Python - ThreadPoolExecutor 的使用

2022/12/29

前言
- 什麼是 I/O Bound ?
練習
實測爬蟲
- 一般情況
- 使用 ThreadPoolExecutor
參考資料

前言

根據 Python 官方文件提到，在使用Python時如果遇到 I/O Bound 的情況，可以考慮用內建的 ThreadPoolExecutor 來解決。

If you want your application to make better use of the computational resources of multi-core machines, you are advised to use multiprocessing or concurrent.futures.ProcessPoolExecutor.
However, threading is still an appropriate model if you want to run multiple I/O-bound tasks simultaneously.

什麼是 I/O Bound ?

下方是 wiki 的解釋

In computer science, I/O bound refers to a condition in which the time it takes to complete a computation is determined principally by the period spent waiting for input/output operations to be completed.

I/O Bound 即為程式運作的時間主要受限於花費在 I/O 行為上。

除了定義外，wiki 也給了一個有趣的結論

This circumstance arises when the rate at which data is requested is slower than the rate it is consumed or, in other words, more time is spent requesting data than processing it.

簡單來說，讀寫的時間佔大部份程式運作的時間的情況就稱為 I/O Bound。而這情況常見於 Python 廣泛的應用之一爬蟲(Data Collecting)。

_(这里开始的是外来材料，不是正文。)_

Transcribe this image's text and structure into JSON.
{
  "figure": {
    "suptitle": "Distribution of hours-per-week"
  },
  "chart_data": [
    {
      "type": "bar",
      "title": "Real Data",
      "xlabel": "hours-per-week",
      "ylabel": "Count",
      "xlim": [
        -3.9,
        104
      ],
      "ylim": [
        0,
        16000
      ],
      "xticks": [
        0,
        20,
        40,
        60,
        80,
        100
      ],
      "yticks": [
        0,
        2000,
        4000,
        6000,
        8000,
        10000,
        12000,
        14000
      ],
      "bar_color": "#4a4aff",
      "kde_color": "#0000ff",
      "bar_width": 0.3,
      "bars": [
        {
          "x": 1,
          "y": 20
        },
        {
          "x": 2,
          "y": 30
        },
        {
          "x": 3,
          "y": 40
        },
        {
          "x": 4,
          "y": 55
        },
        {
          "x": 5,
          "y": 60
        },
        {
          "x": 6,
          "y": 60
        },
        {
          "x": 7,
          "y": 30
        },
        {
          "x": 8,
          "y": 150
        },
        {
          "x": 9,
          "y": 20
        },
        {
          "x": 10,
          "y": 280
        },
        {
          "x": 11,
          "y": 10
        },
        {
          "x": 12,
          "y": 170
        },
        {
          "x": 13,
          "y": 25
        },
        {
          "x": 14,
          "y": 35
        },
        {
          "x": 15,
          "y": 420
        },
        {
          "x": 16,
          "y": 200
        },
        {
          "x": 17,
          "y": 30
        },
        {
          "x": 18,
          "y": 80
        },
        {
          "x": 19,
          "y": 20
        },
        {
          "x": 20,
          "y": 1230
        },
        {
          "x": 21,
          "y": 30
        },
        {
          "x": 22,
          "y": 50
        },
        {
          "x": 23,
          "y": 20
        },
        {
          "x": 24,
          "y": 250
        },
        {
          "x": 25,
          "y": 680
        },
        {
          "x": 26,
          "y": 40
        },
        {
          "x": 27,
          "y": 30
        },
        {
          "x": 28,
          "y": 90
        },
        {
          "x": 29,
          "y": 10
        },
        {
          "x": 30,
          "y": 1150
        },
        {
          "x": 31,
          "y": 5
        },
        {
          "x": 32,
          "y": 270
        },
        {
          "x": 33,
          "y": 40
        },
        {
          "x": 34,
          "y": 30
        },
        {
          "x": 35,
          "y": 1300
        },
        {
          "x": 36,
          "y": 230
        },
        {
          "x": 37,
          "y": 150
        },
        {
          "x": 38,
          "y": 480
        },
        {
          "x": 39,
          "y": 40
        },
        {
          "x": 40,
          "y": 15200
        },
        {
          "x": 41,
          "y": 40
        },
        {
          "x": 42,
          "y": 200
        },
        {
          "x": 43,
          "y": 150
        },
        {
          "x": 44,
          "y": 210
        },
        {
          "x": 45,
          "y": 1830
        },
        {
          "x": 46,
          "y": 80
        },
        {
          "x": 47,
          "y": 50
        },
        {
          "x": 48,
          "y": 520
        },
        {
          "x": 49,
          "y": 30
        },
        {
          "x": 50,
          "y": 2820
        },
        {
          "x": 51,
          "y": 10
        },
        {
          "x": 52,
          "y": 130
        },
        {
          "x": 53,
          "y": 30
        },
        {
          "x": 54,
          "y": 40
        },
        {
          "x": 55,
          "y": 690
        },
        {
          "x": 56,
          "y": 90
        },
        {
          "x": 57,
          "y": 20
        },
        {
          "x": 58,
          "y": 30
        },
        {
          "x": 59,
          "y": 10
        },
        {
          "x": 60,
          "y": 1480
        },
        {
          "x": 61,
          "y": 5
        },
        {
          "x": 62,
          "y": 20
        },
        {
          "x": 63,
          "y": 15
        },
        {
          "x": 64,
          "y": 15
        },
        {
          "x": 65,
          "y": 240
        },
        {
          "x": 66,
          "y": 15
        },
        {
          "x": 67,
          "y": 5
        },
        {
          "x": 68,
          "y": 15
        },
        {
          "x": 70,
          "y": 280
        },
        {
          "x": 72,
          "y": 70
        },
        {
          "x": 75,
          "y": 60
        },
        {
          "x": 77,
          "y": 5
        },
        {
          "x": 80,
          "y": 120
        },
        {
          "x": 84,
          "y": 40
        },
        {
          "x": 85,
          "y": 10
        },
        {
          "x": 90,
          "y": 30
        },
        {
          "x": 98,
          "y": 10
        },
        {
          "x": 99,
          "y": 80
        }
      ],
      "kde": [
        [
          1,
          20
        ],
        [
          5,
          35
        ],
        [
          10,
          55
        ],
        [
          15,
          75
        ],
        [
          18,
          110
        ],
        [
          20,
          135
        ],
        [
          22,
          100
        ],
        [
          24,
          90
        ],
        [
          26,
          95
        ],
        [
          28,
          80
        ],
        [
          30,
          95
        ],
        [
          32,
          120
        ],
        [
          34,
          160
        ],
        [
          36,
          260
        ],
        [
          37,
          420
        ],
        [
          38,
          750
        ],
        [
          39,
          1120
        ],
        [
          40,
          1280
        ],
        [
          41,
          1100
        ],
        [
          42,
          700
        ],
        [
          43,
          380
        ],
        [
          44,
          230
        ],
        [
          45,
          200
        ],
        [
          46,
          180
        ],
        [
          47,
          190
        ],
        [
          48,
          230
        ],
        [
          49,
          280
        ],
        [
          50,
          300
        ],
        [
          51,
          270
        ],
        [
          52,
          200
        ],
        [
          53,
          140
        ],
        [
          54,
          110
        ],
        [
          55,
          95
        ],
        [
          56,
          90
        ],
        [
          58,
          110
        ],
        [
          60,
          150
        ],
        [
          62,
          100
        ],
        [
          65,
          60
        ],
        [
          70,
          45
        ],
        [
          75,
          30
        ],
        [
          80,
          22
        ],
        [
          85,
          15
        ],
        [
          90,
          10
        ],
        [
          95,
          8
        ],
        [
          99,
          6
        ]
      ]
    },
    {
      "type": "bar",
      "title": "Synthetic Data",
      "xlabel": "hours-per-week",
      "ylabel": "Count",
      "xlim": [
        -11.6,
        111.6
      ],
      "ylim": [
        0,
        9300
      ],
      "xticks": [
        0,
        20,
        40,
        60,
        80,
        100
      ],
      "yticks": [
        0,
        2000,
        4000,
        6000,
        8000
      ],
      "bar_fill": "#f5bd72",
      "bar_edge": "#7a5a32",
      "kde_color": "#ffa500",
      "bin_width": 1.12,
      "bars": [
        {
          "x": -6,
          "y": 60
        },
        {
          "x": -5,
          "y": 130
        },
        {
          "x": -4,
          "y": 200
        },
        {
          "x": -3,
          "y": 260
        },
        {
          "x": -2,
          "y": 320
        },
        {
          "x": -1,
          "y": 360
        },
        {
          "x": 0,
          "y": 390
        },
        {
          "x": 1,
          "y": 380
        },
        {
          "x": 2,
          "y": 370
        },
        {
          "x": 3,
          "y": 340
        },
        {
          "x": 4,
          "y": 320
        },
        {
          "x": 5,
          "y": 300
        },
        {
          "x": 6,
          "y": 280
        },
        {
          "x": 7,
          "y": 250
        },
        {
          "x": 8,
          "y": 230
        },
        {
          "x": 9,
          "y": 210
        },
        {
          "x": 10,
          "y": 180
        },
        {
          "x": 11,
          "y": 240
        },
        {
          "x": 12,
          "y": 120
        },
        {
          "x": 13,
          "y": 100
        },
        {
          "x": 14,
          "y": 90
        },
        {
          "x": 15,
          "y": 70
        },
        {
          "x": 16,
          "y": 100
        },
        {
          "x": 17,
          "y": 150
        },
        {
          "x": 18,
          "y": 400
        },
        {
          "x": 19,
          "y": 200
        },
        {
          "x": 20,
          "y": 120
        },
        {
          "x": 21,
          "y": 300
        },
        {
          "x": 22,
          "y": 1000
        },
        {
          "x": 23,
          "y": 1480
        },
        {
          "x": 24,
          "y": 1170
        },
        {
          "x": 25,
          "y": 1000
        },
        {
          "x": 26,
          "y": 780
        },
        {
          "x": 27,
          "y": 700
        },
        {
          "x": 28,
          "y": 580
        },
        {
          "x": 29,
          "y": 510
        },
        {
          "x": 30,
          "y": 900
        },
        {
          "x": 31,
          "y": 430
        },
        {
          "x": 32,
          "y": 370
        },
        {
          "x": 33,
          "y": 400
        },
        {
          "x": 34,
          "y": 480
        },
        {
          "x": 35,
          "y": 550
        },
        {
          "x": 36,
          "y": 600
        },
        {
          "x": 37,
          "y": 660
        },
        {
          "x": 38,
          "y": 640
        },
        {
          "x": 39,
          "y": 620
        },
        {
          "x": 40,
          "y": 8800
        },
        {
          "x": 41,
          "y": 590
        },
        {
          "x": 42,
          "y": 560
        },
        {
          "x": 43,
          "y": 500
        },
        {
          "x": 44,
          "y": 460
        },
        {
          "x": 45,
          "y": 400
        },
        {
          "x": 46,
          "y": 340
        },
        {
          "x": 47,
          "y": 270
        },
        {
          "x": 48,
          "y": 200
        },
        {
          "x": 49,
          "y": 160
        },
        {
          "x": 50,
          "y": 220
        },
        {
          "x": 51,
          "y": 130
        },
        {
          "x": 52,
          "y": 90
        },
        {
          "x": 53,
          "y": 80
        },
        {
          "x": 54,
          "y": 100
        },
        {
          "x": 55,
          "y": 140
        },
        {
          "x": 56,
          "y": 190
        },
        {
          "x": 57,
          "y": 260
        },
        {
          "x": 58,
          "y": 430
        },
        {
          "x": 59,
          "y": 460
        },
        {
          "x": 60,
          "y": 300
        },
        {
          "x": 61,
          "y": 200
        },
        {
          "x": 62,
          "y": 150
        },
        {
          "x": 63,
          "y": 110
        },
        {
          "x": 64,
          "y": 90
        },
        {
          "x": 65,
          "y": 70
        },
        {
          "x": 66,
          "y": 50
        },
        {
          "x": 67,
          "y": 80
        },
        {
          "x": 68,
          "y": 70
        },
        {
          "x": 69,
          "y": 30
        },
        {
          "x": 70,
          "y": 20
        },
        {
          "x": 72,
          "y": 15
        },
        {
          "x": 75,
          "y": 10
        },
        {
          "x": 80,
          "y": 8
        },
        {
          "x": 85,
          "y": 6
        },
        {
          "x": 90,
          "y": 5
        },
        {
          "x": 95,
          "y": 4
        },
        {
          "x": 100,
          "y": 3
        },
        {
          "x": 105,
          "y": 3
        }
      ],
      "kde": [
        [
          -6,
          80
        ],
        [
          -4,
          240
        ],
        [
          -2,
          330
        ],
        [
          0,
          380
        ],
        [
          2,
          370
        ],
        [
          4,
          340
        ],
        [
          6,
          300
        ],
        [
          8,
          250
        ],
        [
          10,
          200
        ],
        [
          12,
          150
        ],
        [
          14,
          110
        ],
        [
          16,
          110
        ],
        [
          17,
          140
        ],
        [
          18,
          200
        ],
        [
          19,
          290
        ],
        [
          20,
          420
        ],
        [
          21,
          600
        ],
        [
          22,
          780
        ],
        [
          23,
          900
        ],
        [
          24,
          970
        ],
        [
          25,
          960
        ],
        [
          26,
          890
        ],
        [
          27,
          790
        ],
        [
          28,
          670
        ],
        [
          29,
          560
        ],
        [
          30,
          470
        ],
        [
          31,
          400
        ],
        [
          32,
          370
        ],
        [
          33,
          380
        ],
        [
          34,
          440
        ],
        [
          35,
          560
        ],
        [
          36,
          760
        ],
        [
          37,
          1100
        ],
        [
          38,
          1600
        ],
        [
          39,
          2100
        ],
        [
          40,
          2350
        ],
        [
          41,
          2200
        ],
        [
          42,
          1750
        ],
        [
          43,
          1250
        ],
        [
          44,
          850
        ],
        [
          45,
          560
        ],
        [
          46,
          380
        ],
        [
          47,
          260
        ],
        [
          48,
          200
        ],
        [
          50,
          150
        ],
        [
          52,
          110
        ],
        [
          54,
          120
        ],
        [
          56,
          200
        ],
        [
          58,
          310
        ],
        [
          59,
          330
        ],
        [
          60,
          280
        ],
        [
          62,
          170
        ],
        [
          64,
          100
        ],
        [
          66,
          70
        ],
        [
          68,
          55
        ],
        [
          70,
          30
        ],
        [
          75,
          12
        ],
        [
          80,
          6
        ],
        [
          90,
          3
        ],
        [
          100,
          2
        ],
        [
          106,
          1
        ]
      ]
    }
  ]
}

Python 雖然速度上不及 C++，在處理一般商業情況的資料其實已經算挺堪用的了，然而從爬蟲程式的運作來看，撈取資料的過程往往是最花時間的，因此 ThreadPoolExecutor 正是適合用來加速解決爬蟲遇到的 I/O Bound。

練習

下方程式碼幾乎來自於這部教學，作者解釋清楚，觀念清晰，推推。

基本設定如下，建立一個名為do_something的函式，模擬程式運作，同時加入print()來確認運行過程，也計算整體花費的時間，等等更下方的範例程式碼就加入在start和end的中間。

import concurrent.futures
import time


def do_something(sec=1):
    print(f'Start sleeping {sec}')
    time.sleep(sec)
    return f'Done.. {sec}'


start = time.time()

# ------------------- #
#   write code here   #
# ------------------- #

end = time.time()

print(f'Total: {end - start:.2f} second(s).')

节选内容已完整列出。